Key Considerations On The “New” Cornerstone OnDemand
Recent Acquisitions Set The Stage For A Scalable Learning And Talent Powerhouse
Cornerstone OnDemand, a long-standing provider of corporate learning and talent management solutions, entered into an agreement to acquire Saba, an early innovator in corporate learning and talent management solutions. This is not the first acquisition announcement by Cornerstone this year. In January, it entered into an agreement to acquire Clustree, a French-based company that provides an AI-powered skills management engine and skills ontology. Both deals are expected to close within the first half of 2020. I caught up with Cornerstone Founder and CEO Adam Miller and Heidi Spirgi, CMO and chief strategy officer. Here are my takeaways:
- For Cornerstone, the stage is set — but the squeeze is on. Cornerstone is a formidable vendor in learning and talent solutions with 20 years of proven success, including a successful IPO in 2011. While the Saba acquisition is being done to aid Cornerstone market scalability, the Clustree acquisition will help spur innovation in learning and talent. Both are important, as Cornerstone is at an interesting organizational maturity point relative to its competitors. Cornerstone competes with larger, full human capital management (HCM) suite vendors (most of which have a learning solution) and smaller learning and talent vendors that have innovative approaches (for more info on the HCM market, check “The Forrester Tech Tide™: Cloud Human Capital Management, Q4 2019“). Closing FY19, revenue for Cornerstone OnDemand was $576.5 million, up 8.5%, with a net loss of $4.1 million. This is lower growth versus many competitors. As Adam mentioned to me, in this space, “being big matters.” The Saba acquisition will help Cornerstone scale. A combined company would have had $820M in annual reoccurring revenue and >7,000 customers for 2019. Regarding the Clustree acquisition, according to Adam, “the industry is going to be about skills and leveraging machine learning to connect skills to training and positions . . . ” I generally agree and expect to see new skills-centric offerings from Cornerstone later this year.

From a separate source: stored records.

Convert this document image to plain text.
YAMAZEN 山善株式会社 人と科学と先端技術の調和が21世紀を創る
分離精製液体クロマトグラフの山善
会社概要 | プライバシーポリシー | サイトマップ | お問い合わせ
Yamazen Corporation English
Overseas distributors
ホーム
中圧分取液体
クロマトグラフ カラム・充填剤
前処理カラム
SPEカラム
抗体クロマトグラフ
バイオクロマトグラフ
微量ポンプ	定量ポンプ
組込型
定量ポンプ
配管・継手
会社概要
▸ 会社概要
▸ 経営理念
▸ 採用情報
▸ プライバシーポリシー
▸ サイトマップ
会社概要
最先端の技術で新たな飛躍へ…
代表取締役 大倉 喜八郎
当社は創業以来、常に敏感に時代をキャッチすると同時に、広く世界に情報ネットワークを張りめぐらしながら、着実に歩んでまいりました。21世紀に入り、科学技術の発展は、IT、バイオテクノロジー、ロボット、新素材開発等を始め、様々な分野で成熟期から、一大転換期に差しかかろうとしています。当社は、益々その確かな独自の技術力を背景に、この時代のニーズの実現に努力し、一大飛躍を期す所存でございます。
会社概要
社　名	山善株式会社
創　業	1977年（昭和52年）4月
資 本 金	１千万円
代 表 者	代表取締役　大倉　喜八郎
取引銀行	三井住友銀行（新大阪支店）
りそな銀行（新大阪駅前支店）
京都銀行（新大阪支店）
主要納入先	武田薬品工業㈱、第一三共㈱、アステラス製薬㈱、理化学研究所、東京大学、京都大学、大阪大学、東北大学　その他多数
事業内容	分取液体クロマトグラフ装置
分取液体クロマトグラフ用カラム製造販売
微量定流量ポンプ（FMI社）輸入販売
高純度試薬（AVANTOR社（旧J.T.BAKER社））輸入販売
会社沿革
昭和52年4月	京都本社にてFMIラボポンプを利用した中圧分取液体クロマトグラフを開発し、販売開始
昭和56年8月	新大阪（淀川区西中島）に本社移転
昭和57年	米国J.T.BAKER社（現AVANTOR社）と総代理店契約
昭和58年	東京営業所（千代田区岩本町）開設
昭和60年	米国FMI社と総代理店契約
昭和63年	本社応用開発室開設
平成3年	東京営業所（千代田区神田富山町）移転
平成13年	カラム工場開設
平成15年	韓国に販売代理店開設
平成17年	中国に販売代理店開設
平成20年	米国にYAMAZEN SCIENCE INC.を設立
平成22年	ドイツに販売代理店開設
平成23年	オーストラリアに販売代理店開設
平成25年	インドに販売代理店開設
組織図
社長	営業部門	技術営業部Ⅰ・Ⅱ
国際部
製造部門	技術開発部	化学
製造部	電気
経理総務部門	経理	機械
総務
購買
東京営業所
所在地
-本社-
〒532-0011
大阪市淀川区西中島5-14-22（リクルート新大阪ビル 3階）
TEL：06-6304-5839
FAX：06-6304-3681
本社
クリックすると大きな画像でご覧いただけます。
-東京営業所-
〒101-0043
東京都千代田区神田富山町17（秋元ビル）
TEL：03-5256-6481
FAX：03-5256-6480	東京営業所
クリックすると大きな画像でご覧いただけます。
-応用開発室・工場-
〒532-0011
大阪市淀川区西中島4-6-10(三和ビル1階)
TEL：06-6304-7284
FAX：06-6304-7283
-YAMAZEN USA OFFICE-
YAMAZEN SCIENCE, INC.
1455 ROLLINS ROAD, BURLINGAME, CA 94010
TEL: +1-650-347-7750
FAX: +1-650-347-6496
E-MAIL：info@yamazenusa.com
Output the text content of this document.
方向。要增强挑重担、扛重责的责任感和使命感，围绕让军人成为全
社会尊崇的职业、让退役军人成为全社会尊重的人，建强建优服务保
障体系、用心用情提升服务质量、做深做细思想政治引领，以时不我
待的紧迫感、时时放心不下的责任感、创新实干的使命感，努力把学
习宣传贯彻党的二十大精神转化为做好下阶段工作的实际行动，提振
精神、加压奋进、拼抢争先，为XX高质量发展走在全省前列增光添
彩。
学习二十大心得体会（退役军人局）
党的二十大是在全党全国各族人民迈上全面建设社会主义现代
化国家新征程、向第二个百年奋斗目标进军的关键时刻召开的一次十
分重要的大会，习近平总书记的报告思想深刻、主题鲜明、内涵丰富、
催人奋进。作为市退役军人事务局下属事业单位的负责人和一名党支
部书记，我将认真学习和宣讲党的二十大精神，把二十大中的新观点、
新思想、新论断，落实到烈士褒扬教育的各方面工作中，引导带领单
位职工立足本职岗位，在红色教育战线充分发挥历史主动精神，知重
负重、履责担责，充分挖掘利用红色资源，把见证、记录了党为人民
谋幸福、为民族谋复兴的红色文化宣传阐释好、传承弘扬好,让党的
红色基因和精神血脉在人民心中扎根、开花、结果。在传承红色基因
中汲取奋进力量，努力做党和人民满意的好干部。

- Learning and talent technology customers should proceed, carefully. There is significant product portfolio overlap between Saba and Cornerstone (including Saba’s prior acquisitions of Halogen and Lumesse), which creates technology “debt.” An updated product vision reflecting the “new” Cornerstone that rationalizes the Saba portfolio (and Clustree) with clear mile markers for customers remains to be seen. Adam did make it clear to me that Saba products will continue to be supported while go-forward innovation will be focused on the Cornerstone product suite. Heidi reaffirmed that additional announcements are coming soon. Adam remains confident that, as they review product portfolios and “optimize cost structures,” they will increase innovation and profitability. His team will be aided by external consultancy AlixPartners, which has been retained to help support the integration of Saba and Cornerstone. Net: Cornerstone has the track record to pull this off, but customers should push for (and Cornerstone should provide) clarity on product portfolio strategy and support early and often.
Stay in touch as the “new” Cornerstone OnDemand unfolds throughout the year. As I mentioned in my Kronos-Ultimate merger blog post, the HCM technology market is a hotbed of M&A activity. This is the second blockbuster deal in the past week that will reshape your future of work/HCM technology landscape.